MYBL2 supports DNA double strand break repair in haematopoietic stem cells

Myelodysplastic syndromes (MDS) are a heterogeneous group of diseases characterized by blood cytopenias that occur as a result of somatic mutations in hematopoietic stem cells (HSC). MDS leads to ineffective haematopoiesis, and as many as 30% of patients progress to acute myeloid leukaemia (AML). The mechanisms by which mutations accumulate in HSC during aging remain poorly understood.

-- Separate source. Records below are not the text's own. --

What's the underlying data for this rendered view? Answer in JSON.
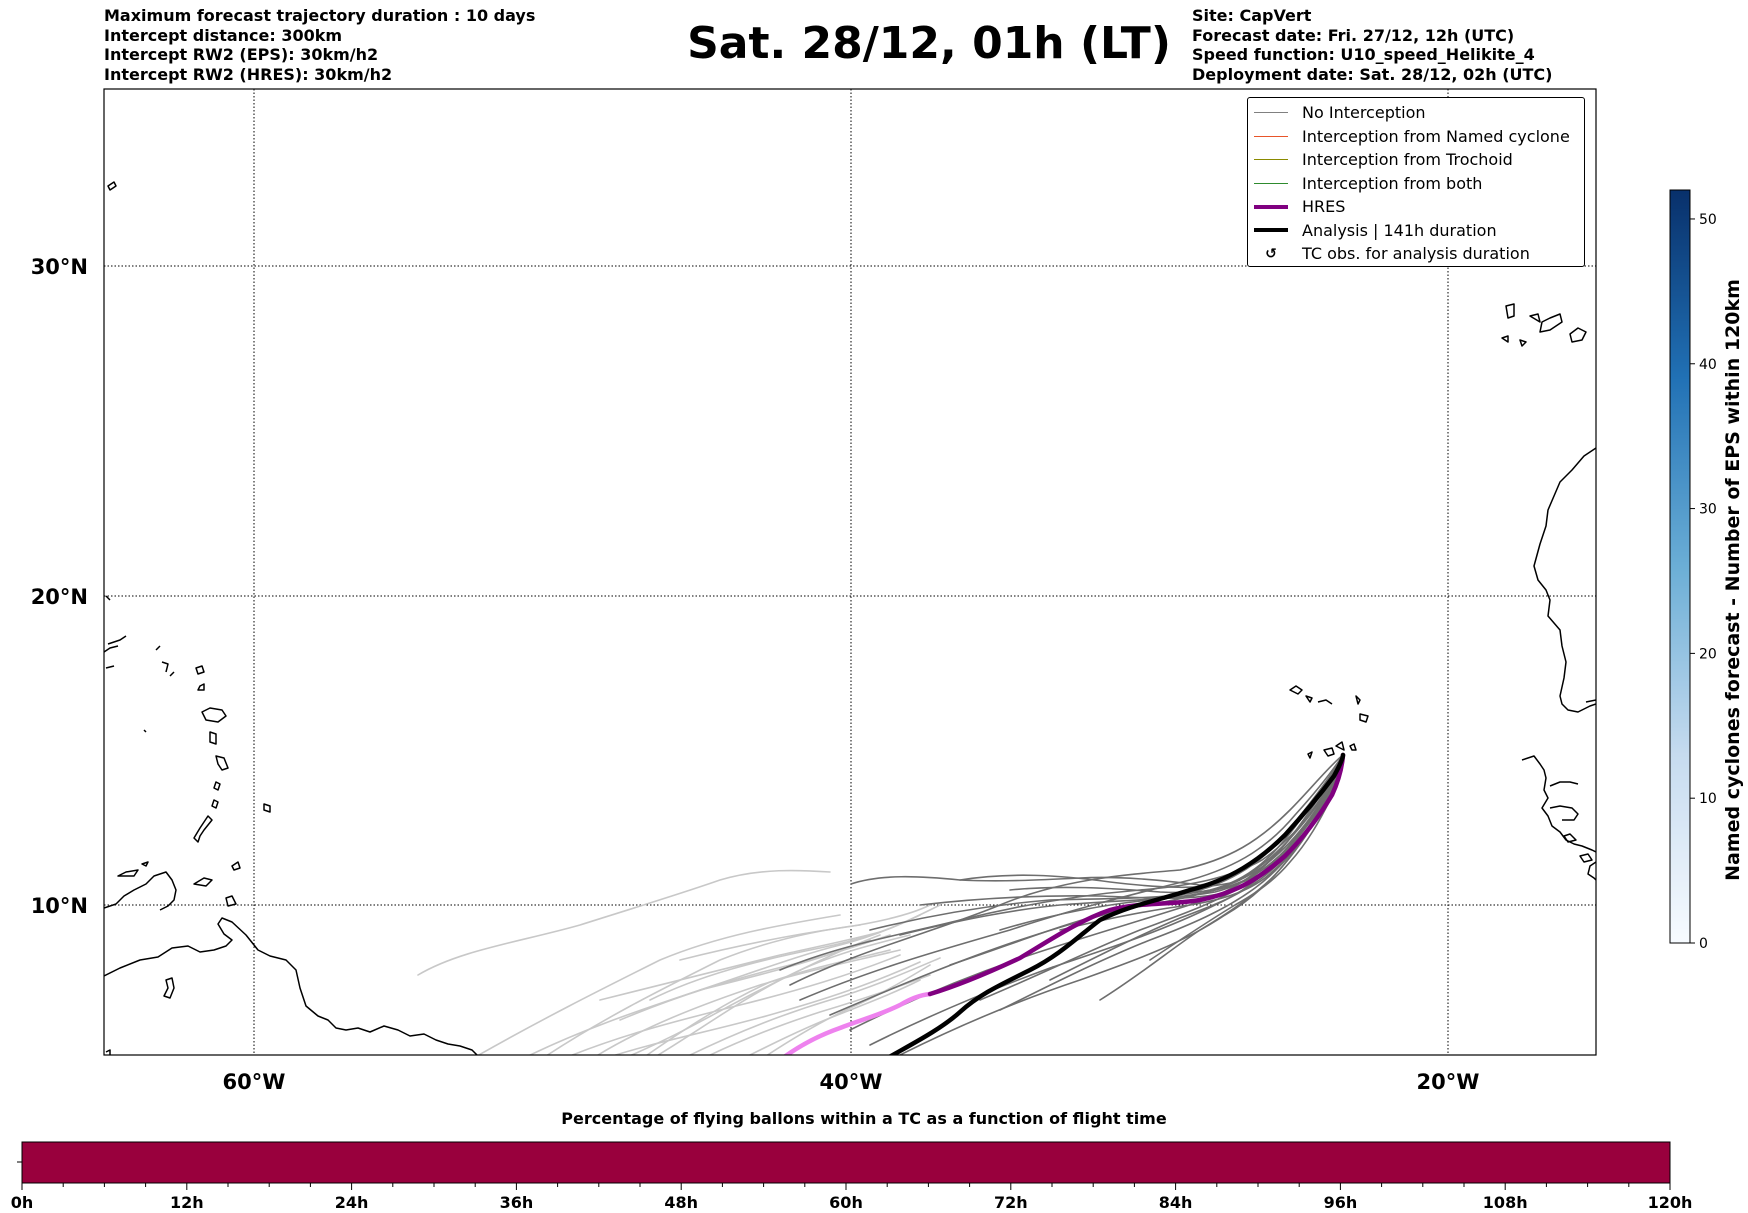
{
  "header": {
    "left_lines": [
      "Maximum forecast trajectory duration : 10 days",
      "Intercept distance: 300km",
      "Intercept RW2 (EPS):  30km/h2",
      "Intercept RW2 (HRES): 30km/h2"
    ],
    "title": "Sat. 28/12, 01h (LT)",
    "right_lines": [
      "Site: CapVert",
      "Forecast date: Fri. 27/12, 12h (UTC)",
      "Speed function: U10_speed_Helikite_4",
      "Deployment date: Sat. 28/12, 02h (UTC)"
    ]
  },
  "map": {
    "lat_labels": [
      "30°N",
      "20°N",
      "10°N"
    ],
    "lon_labels": [
      "60°W",
      "40°W",
      "20°W"
    ],
    "extent": {
      "lon_min": -65,
      "lon_max": -15,
      "lat_min": 5.1,
      "lat_max": 35.7
    }
  },
  "legend": {
    "items": [
      {
        "label": "No Interception",
        "color": "#808080",
        "style": "thin"
      },
      {
        "label": "Interception from Named cyclone",
        "color": "#e8552a",
        "style": "thin"
      },
      {
        "label": "Interception from Trochoid",
        "color": "#8a8a00",
        "style": "thin"
      },
      {
        "label": "Interception from both",
        "color": "#2e8b2e",
        "style": "thin"
      },
      {
        "label": "HRES",
        "color": "#800080",
        "style": "thick"
      },
      {
        "label": "Analysis | 141h duration",
        "color": "#000000",
        "style": "thick"
      },
      {
        "label": "TC obs. for analysis duration",
        "color": "#000000",
        "style": "symbol",
        "symbol": "↺"
      }
    ]
  },
  "colorbar": {
    "label": "Named cyclones forecast - Number of EPS within 120km",
    "ticks": [
      "0",
      "10",
      "20",
      "30",
      "40",
      "50"
    ],
    "min": 0,
    "max": 52,
    "cmap": "Blues"
  },
  "timebar": {
    "title": "Percentage of flying ballons within a TC as a function of flight time",
    "ticks": [
      "0h",
      "12h",
      "24h",
      "36h",
      "48h",
      "60h",
      "72h",
      "84h",
      "96h",
      "108h",
      "120h"
    ],
    "fill_color": "#99003d",
    "fill_percent": 100
  }
}
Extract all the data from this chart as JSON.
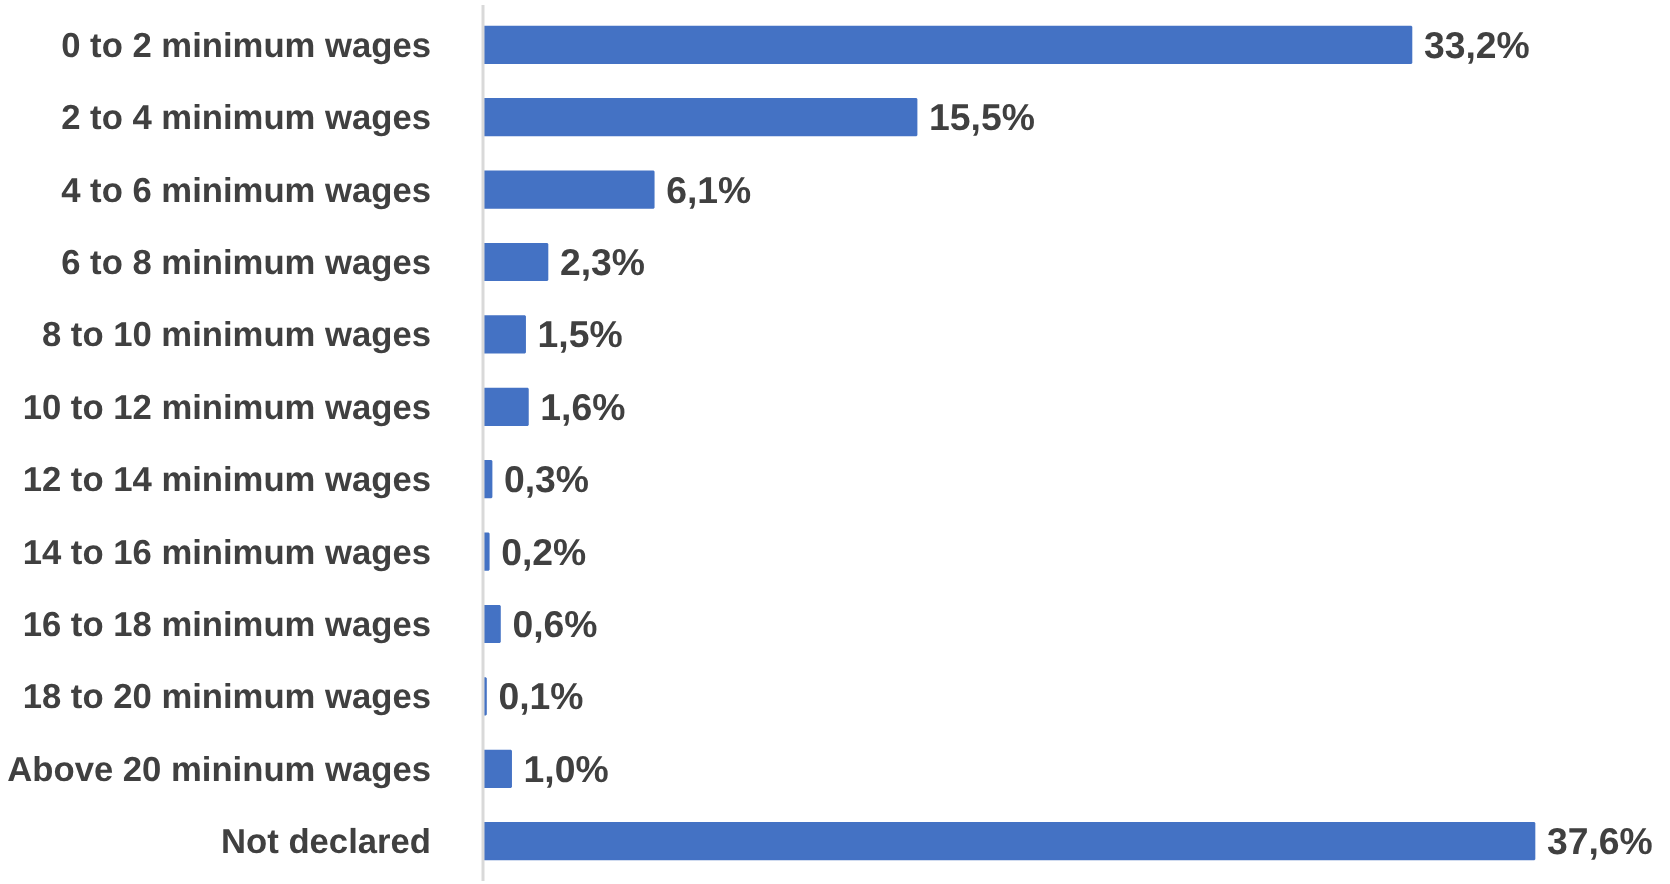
{
  "chart_data": {
    "type": "bar",
    "orientation": "horizontal",
    "categories": [
      "0 to 2 minimum wages",
      "2 to 4 minimum wages",
      "4 to 6 minimum wages",
      "6 to 8 minimum wages",
      "8 to 10 minimum wages",
      "10 to 12 minimum wages",
      "12 to 14 minimum wages",
      "14 to 16 minimum wages",
      "16 to 18 minimum wages",
      "18 to 20 minimum wages",
      "Above 20 mininum wages",
      "Not declared"
    ],
    "values": [
      33.2,
      15.5,
      6.1,
      2.3,
      1.5,
      1.6,
      0.3,
      0.2,
      0.6,
      0.1,
      1.0,
      37.6
    ],
    "value_labels": [
      "33,2%",
      "15,5%",
      "6,1%",
      "2,3%",
      "1,5%",
      "1,6%",
      "0,3%",
      "0,2%",
      "0,6%",
      "0,1%",
      "1,0%",
      "37,6%"
    ],
    "color": "#4472c4",
    "grid": false
  }
}
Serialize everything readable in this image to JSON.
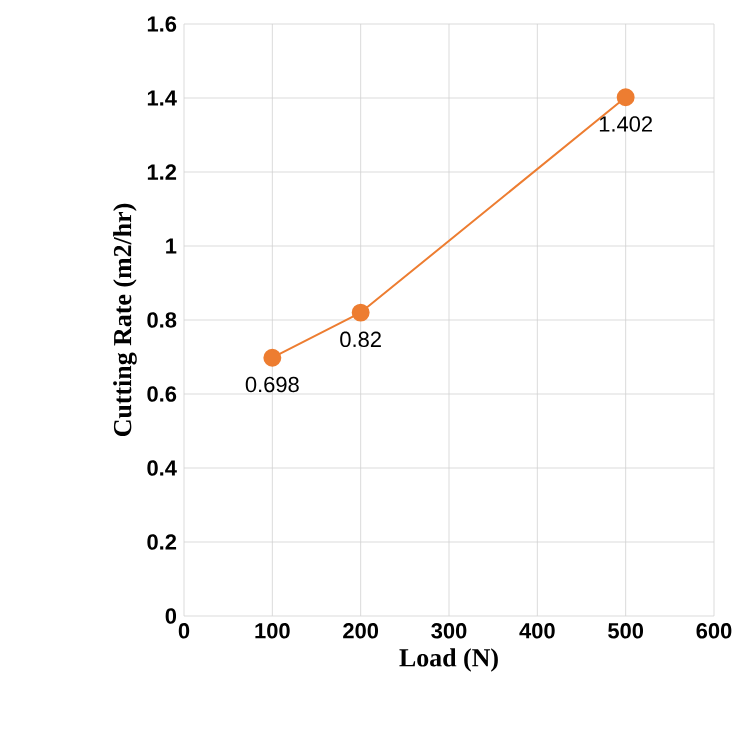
{
  "chart_data": {
    "type": "line",
    "xlabel": "Load (N)",
    "ylabel": "Cutting Rate (m2/hr)",
    "x": [
      100,
      200,
      500
    ],
    "values": [
      0.698,
      0.82,
      1.402
    ],
    "color": "#ed7d31",
    "marker": "circle",
    "data_labels": true,
    "grid": true,
    "xlim": [
      0,
      600
    ],
    "xticks": [
      0,
      100,
      200,
      300,
      400,
      500,
      600
    ],
    "ylim": [
      0,
      1.6
    ],
    "yticks": [
      0,
      0.2,
      0.4,
      0.6,
      0.8,
      1,
      1.2,
      1.4,
      1.6
    ]
  }
}
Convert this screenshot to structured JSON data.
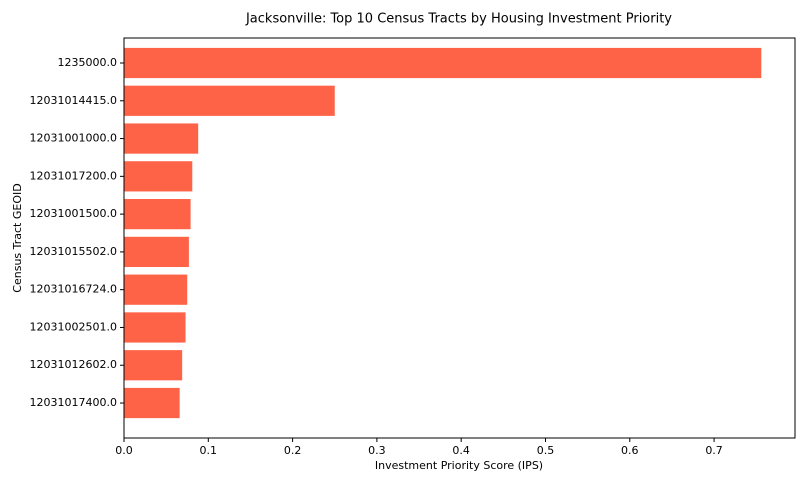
{
  "chart_data": {
    "type": "barh",
    "title": "Jacksonville: Top 10 Census Tracts by Housing Investment Priority",
    "x_label": "Investment Priority Score (IPS)",
    "y_label": "Census Tract GEOID",
    "categories": [
      "1235000.0",
      "12031014415.0",
      "12031001000.0",
      "12031017200.0",
      "12031001500.0",
      "12031015502.0",
      "12031016724.0",
      "12031002501.0",
      "12031012602.0",
      "12031017400.0"
    ],
    "values": [
      0.756,
      0.25,
      0.088,
      0.081,
      0.079,
      0.077,
      0.075,
      0.073,
      0.069,
      0.066
    ],
    "color": "#ff6347",
    "xlim": [
      0,
      0.796
    ],
    "xticks": [
      {
        "value": 0,
        "label": "0.0"
      },
      0.1,
      0.2,
      0.3,
      0.4,
      0.5,
      0.6,
      0.7
    ]
  }
}
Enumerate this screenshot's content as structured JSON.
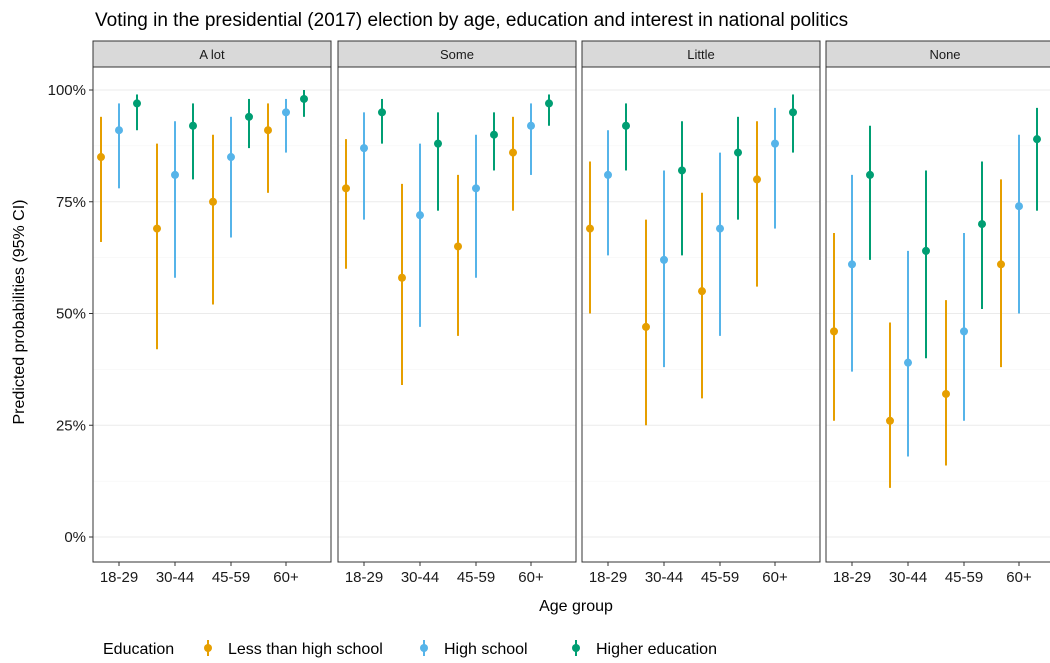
{
  "chart_data": {
    "type": "scatter",
    "title": "Voting in the presidential (2017) election by age, education and interest in national politics",
    "xlabel": "Age group",
    "ylabel": "Predicted probabilities (95% CI)",
    "ylim": [
      0,
      100
    ],
    "y_ticks": [
      "0%",
      "25%",
      "50%",
      "75%",
      "100%"
    ],
    "y_tick_values": [
      0,
      25,
      50,
      75,
      100
    ],
    "categories": [
      "18-29",
      "30-44",
      "45-59",
      "60+"
    ],
    "grid": true,
    "legend": {
      "position": "bottom",
      "title": "Education",
      "entries": [
        {
          "name": "Less than high school",
          "color": "#E69F00"
        },
        {
          "name": "High school",
          "color": "#56B4E9"
        },
        {
          "name": "Higher education",
          "color": "#009E73"
        }
      ]
    },
    "panels": [
      {
        "label": "A lot",
        "series": [
          {
            "name": "Less than high school",
            "estimate": [
              85,
              69,
              75,
              91
            ],
            "lower": [
              66,
              42,
              52,
              77
            ],
            "upper": [
              94,
              88,
              90,
              97
            ]
          },
          {
            "name": "High school",
            "estimate": [
              91,
              81,
              85,
              95
            ],
            "lower": [
              78,
              58,
              67,
              86
            ],
            "upper": [
              97,
              93,
              94,
              98
            ]
          },
          {
            "name": "Higher education",
            "estimate": [
              97,
              92,
              94,
              98
            ],
            "lower": [
              91,
              80,
              87,
              94
            ],
            "upper": [
              99,
              97,
              98,
              100
            ]
          }
        ]
      },
      {
        "label": "Some",
        "series": [
          {
            "name": "Less than high school",
            "estimate": [
              78,
              58,
              65,
              86
            ],
            "lower": [
              60,
              34,
              45,
              73
            ],
            "upper": [
              89,
              79,
              81,
              94
            ]
          },
          {
            "name": "High school",
            "estimate": [
              87,
              72,
              78,
              92
            ],
            "lower": [
              71,
              47,
              58,
              81
            ],
            "upper": [
              95,
              88,
              90,
              97
            ]
          },
          {
            "name": "Higher education",
            "estimate": [
              95,
              88,
              90,
              97
            ],
            "lower": [
              88,
              73,
              82,
              92
            ],
            "upper": [
              98,
              95,
              95,
              99
            ]
          }
        ]
      },
      {
        "label": "Little",
        "series": [
          {
            "name": "Less than high school",
            "estimate": [
              69,
              47,
              55,
              80
            ],
            "lower": [
              50,
              25,
              31,
              56
            ],
            "upper": [
              84,
              71,
              77,
              93
            ]
          },
          {
            "name": "High school",
            "estimate": [
              81,
              62,
              69,
              88
            ],
            "lower": [
              63,
              38,
              45,
              69
            ],
            "upper": [
              91,
              82,
              86,
              96
            ]
          },
          {
            "name": "Higher education",
            "estimate": [
              92,
              82,
              86,
              95
            ],
            "lower": [
              82,
              63,
              71,
              86
            ],
            "upper": [
              97,
              93,
              94,
              99
            ]
          }
        ]
      },
      {
        "label": "None",
        "series": [
          {
            "name": "Less than high school",
            "estimate": [
              46,
              26,
              32,
              61
            ],
            "lower": [
              26,
              11,
              16,
              38
            ],
            "upper": [
              68,
              48,
              53,
              80
            ]
          },
          {
            "name": "High school",
            "estimate": [
              61,
              39,
              46,
              74
            ],
            "lower": [
              37,
              18,
              26,
              50
            ],
            "upper": [
              81,
              64,
              68,
              90
            ]
          },
          {
            "name": "Higher education",
            "estimate": [
              81,
              64,
              70,
              89
            ],
            "lower": [
              62,
              40,
              51,
              73
            ],
            "upper": [
              92,
              82,
              84,
              96
            ]
          }
        ]
      }
    ]
  }
}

Here we identify a novel role for MYBL2 in DNA double-strand break (DSB) repair in HSC. In MDS patients, low MYBL2 levels associated with and preceded transcriptional deregulation of DNA repair genes. Stem/progenitor cells from these patients display dysfunctional DSB repair kinetics after exposure to ionizing radiation (IR). Haploinsufficiency of Mybl2 in mice also led to a defect in the repair of DSB induced by IR in HSC and was characterized by unsustained phosphorylation of the ATM substrate Kap1 and telomere fragility. Our study identifies MYBL2 as a crucial regulator of DSB repair and identifies MYBL2 expression levels as a potential biomarker to predict cellular response to genotoxic treatments in MDS and identify patients with defects in DNA repair. Such patients with worse prognosis may require a different therapeutic regimen to prevent progression to AML.